The model's *tness (Eq. 6) was analyzed by determination coefficient (R2 = 0.933), which implied that the sample variation 93.3% was attributed to the variables and only 6.7% of the total variance could not be explained by the model. Previous researchers demonstrated differences between optimal incubation temperature for growth and BACs production [40]. Suresh Kumar et al. (2007) reported, the optimal temperature for BACs production was 35 °C using Lactobacillus casei LA-1 and Micrococcus sp.

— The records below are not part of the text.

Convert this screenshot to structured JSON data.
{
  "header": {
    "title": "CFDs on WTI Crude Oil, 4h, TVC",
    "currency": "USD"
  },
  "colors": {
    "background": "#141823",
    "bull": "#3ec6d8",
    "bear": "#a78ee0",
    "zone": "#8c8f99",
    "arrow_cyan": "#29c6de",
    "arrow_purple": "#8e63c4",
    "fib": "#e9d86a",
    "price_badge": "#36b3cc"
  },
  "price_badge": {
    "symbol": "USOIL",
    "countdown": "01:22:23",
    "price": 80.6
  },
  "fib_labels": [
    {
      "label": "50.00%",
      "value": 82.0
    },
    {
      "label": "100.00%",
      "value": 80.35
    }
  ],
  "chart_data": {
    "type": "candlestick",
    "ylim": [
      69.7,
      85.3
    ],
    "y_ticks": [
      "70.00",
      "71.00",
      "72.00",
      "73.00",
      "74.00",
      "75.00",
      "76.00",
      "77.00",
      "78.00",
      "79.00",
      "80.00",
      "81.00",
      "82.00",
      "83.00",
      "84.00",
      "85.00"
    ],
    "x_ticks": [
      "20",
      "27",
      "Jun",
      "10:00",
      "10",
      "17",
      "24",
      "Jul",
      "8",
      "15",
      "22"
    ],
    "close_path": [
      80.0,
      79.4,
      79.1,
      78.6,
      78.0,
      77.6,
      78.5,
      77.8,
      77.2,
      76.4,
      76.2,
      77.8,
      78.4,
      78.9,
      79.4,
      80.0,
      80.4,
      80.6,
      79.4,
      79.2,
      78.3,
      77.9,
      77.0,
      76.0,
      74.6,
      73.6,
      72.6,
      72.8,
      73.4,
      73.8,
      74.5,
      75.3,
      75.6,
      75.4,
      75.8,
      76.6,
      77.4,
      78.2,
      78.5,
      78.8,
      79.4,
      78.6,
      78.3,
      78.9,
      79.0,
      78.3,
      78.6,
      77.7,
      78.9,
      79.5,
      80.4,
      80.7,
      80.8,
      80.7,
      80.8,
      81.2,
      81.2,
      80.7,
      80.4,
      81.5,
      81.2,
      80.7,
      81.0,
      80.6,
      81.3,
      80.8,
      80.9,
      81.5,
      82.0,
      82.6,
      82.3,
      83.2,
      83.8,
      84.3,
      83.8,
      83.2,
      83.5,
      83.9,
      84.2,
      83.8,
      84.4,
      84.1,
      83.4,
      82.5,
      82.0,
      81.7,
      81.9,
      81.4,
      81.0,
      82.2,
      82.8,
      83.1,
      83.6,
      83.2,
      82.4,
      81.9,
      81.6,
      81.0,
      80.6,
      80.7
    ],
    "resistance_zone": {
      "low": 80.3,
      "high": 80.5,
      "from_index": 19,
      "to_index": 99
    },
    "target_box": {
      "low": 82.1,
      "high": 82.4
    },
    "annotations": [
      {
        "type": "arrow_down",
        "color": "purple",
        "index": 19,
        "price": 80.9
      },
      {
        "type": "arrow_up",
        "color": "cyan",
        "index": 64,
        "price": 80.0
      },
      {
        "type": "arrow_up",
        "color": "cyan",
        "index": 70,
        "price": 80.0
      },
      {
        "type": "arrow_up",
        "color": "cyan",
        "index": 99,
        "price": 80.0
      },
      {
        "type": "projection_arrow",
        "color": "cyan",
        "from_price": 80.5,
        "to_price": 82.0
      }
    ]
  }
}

GO5 is close to the optimum temperature obtained in this study. However, differences in optimal temperatures were reported for organisms producing nisin [4]. As primary metabolites, BACs, produced during the exponential phase, reach the maximum at the end of this phase or at the beginning of the stationary phase. Therefore, the maximum activity of bacteriocins can usually be observed at the time interval of 10–12 h of fermentation and decreased after that [40]. According to the previous study, which used cheese whey as an alternative substrate for BACs production, BACs produced in a medium only after supplementing it with yeast extract [14]. Because yeast extract provides a large proportion of free amino acids and short peptides and enhances bacterial growth [40, 41].

Conclusion

Previously the ability of different probiotic bacteria investigated and optimized the production of CLA, EPSs, and BACs, but there was no report on the co-producing capacity of these bioactive metabolites by probiotics. To the best of our knowledge, the present work is the first study to investigate and optimize the co-production of postbiotic metabolites by BB12 in supplemented cheese whey as a food-grade medium. The optimal condition was found to be incubation temperature 38 °C, incubation time 28 h, and yeast extract concentration 2.5%, by the desirability value equal to 0.63. At this point, viable cell count, CLA, EPSs, and inhibition zone were 7.06 × 109 CFU/mL, 95.54 µg/mL, 130.35 mg/mL, and 11.14 mm, respectively. However, co-production potential of CLA, EPSs, and BACs by BB12 in cheese whey optimized successfully in this work, produced values were lower than their individually production at optimal condition. Further studies are suggested to investigate and optimize in situ co-production of postbiotics by BB12 in fermented dairy products such as yogurt, kefir, etc.